Ce phénomène de transformation de stage professionnelle en contrat d’apprentissage est moins frappant pour les formations professionnelles du secondaire. Il s’agit sans aucun doute d’un transfert de formation initiale vers l’apprentissage, mais sur une durée plus longue que dans l’enseignement supérieur. L’attractivité de la filière professionnelle en est certainement améliorée, avec toutefois une diminution de l’intérêt pédagogique puisque les étudiants devenus apprentis ne peuvent changer de lieu de stage au cours de leur scolarité. On voit d’ailleurs les lycées/CFA organiser les cursus avec une première année découverte du métier et un passage en apprentissage en deuxième ou troisième année. En fait, les difficultés de recrutement dans les filières et les métiers sont en amont de celles des entreprises qui désespèrent de faire venir à eux les jeunes pour les premiers niveaux de qualification. La question de l’attractivité des métiers est d’ailleurs à appréhender dès la découverte des métiers dans les collèges et doit mobiliser en bonne intelligence les enseignants de la filière générale, les parents, l’équipe enseignante des lycées professionnels (et CFA), les entreprises et sans doute aussi les anciens élèves salariés dans les entreprises. L’apprentissage joue sans doute un rôle positif et peut alors avoir un impact pour réduire les difficultés de recrutement, mais aussi pour réduire le chômage des jeunes, car l’orientation vers les métiers qui embauchent aura pu se faire au plus tôt. Finalement, si le développement de l’apprentissage a été moins important pour les premiers niveaux de qualification, la cause n’est vraisemblablement pas du côté d’une moindre demande de la part des entreprises, mais plutôt du côté de la désaffection des jeunes (et des parents) pour les formations professionnelles.

Notons que l’on trouve un intérêt pour les premiers niveaux de qualification pour des jeunes dans le cadre d’une reconversion. C’est ainsi que l’on voit des contrats d’apprentissage se développer pour des plus de 26 ans, ce qui conduit les CFA à créer des classes mixant des jeunes et des moins jeunes.

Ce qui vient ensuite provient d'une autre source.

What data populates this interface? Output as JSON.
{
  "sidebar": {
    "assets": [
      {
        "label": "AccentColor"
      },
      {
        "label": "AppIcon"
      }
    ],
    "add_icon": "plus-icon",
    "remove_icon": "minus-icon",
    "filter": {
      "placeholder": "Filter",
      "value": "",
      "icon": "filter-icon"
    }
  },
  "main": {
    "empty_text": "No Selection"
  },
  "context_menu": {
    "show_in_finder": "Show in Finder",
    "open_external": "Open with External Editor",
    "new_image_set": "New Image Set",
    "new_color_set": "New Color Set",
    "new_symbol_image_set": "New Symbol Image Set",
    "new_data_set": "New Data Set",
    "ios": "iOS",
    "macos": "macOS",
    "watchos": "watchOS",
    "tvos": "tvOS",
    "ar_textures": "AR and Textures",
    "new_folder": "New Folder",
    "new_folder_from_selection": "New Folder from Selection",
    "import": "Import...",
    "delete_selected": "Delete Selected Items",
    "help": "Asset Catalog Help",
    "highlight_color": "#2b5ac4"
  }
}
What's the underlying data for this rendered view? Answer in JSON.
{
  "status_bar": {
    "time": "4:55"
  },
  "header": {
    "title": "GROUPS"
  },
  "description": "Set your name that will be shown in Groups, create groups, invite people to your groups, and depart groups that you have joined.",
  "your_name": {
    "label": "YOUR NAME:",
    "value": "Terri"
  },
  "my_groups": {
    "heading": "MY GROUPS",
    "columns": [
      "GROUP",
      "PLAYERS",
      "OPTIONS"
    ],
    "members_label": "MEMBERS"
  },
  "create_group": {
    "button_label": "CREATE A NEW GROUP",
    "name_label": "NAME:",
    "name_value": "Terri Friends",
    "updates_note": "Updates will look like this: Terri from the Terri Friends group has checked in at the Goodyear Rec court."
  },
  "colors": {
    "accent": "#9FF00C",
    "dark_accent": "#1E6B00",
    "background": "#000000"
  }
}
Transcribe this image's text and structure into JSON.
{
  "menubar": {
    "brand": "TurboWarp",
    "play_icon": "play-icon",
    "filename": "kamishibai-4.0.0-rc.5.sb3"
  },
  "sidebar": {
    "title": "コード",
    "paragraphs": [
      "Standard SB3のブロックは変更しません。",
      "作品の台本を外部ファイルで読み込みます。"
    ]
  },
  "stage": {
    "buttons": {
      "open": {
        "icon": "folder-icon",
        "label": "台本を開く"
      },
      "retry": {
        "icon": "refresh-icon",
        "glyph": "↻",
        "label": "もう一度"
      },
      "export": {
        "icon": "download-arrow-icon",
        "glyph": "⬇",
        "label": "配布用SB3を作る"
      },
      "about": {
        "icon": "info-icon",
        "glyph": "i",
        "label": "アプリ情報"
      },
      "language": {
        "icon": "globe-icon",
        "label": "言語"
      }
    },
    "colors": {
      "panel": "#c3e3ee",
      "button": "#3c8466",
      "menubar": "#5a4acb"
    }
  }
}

E. Évolution des contrats de professionnalisation

La mixité d’âge et de statut existe aussi dans des filières de formation professionnelle où des contrats de professionnalisation ont pu être proposés, le plus souvent dans le cadre de reconversion de demandeurs d’emploi. Le contrat de professionnalisation permet l’embauche avec la mise en place d’une formation en alternance débouchant sur une qualification. C’est un dispositif qui s’apparente de plus en plus à l’apprentissage. Le public visé est plutôt celui des demandeurs d’emploi en déficit de qualification ou en reconversion, alors que l’apprentissage concerne pour l’essentiel des jeunes en formation initiale.

En 2023, il y a eu 61 770 nouveaux contrats pour les 26 ans et plus et 53 587 pour les moins de 26 ans.

Il y a à l’évidence un chevauchement des dispositifs, le développement de l’apprentissage à partir de 2018 correspond précisément à un décrochage des contrats de professionnalisation. L’aide au contrat d’apprentissage est plus attractive, ce qui peut expliquer le moindre intérêt des contrats de professionnalisation. Il importe néanmoins de maintenir ce dispositif qui permet de proposer des formations alternantes à l’embauche qui ne seraient pas proposées par l’apprentissage.